What you're left with is a few cute comics with a craft element or two. I think the work I liked best was the Darko Macan/Edvin Biukovic effort, which was in no way a major undertaking but was funny and well drawn. There's a great panel in there of how a certain beautiful woman dominated a social scene that's laugh out loud funny for the way it sums up the situation in this kind of shameless, cartoony way. Beyond that, you're really rattling your gold pan to find something attractive. I always liked Stephen Blue's comics, so I was happy to read a several-page effort here, but the treatment of the concept involved (zombies awaken near the home of the serial killer that's been burying them) didn't go anyplace particularly interesting and the narrative itself dragged.
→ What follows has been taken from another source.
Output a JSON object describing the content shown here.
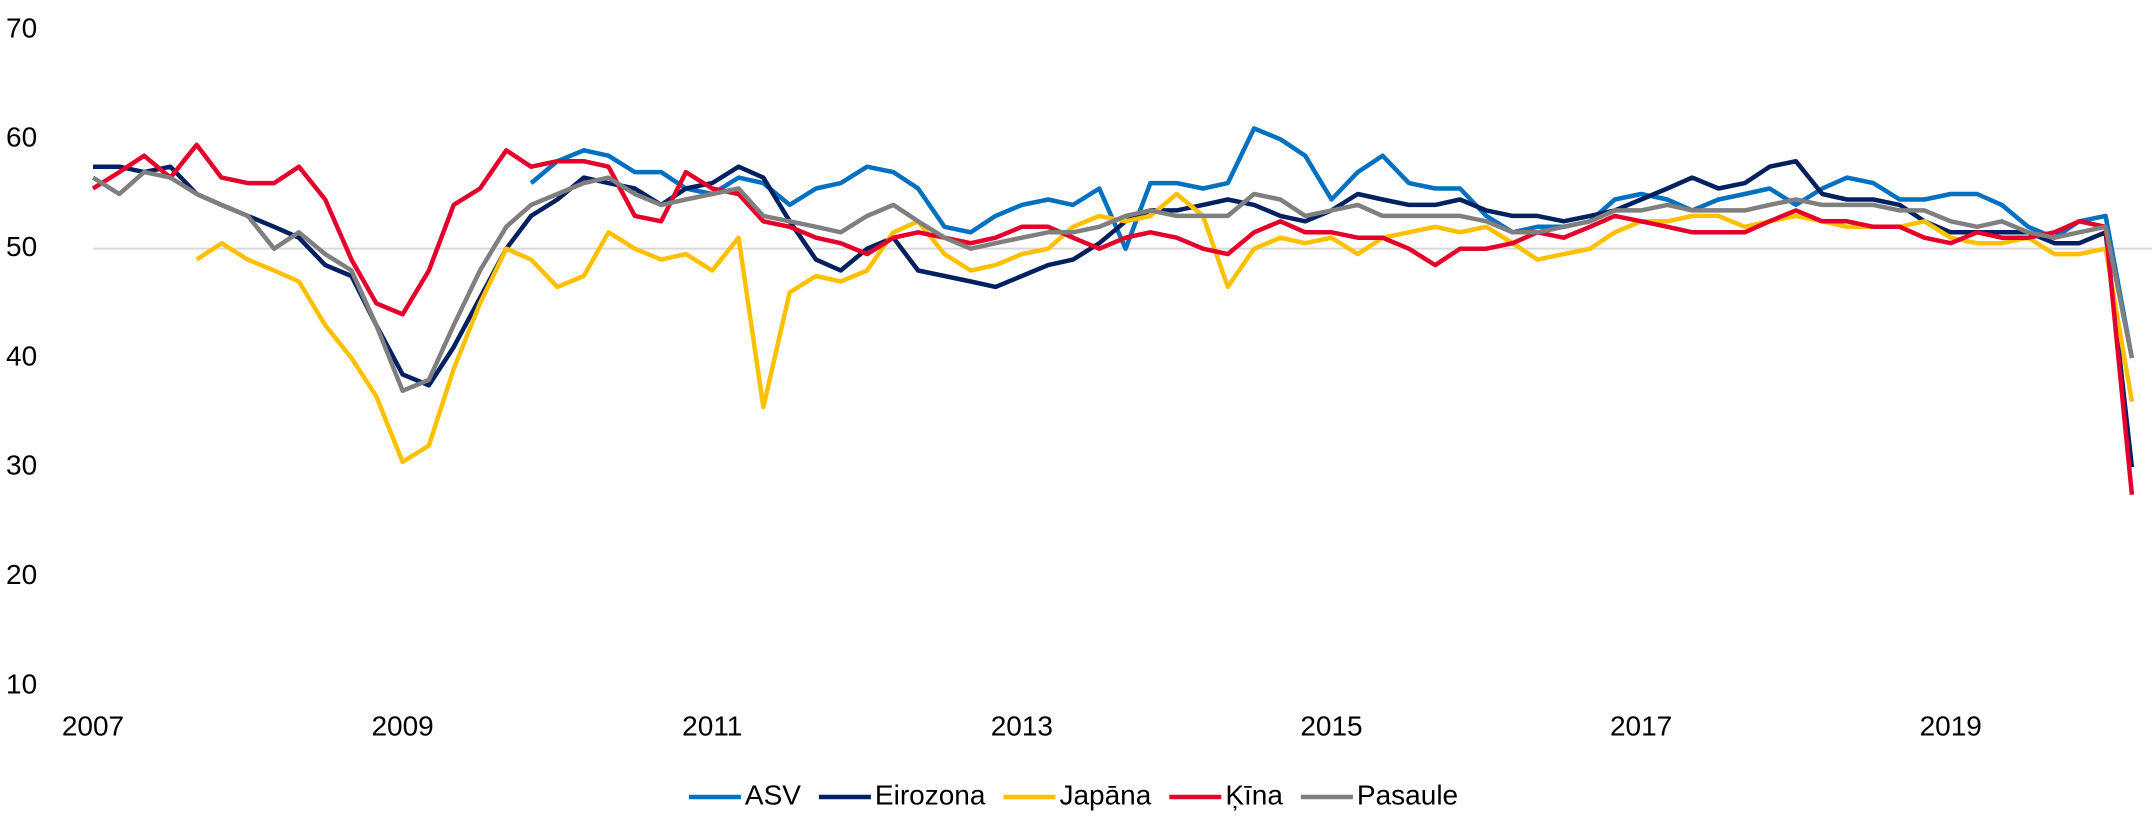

I felt like that with a lot of the stories. Robbed of its more attractive qualities, I found the Hampton literally difficult to follow, without the compensating beauty of the individual panels to balance the register. If this is the best that zombie comics has to offer outside of Robert Kirkman's monthly crack-on-paper soap opera Walking Dead, I think I'm happy to shoot the whole lot of them in the brain pan and keep moving.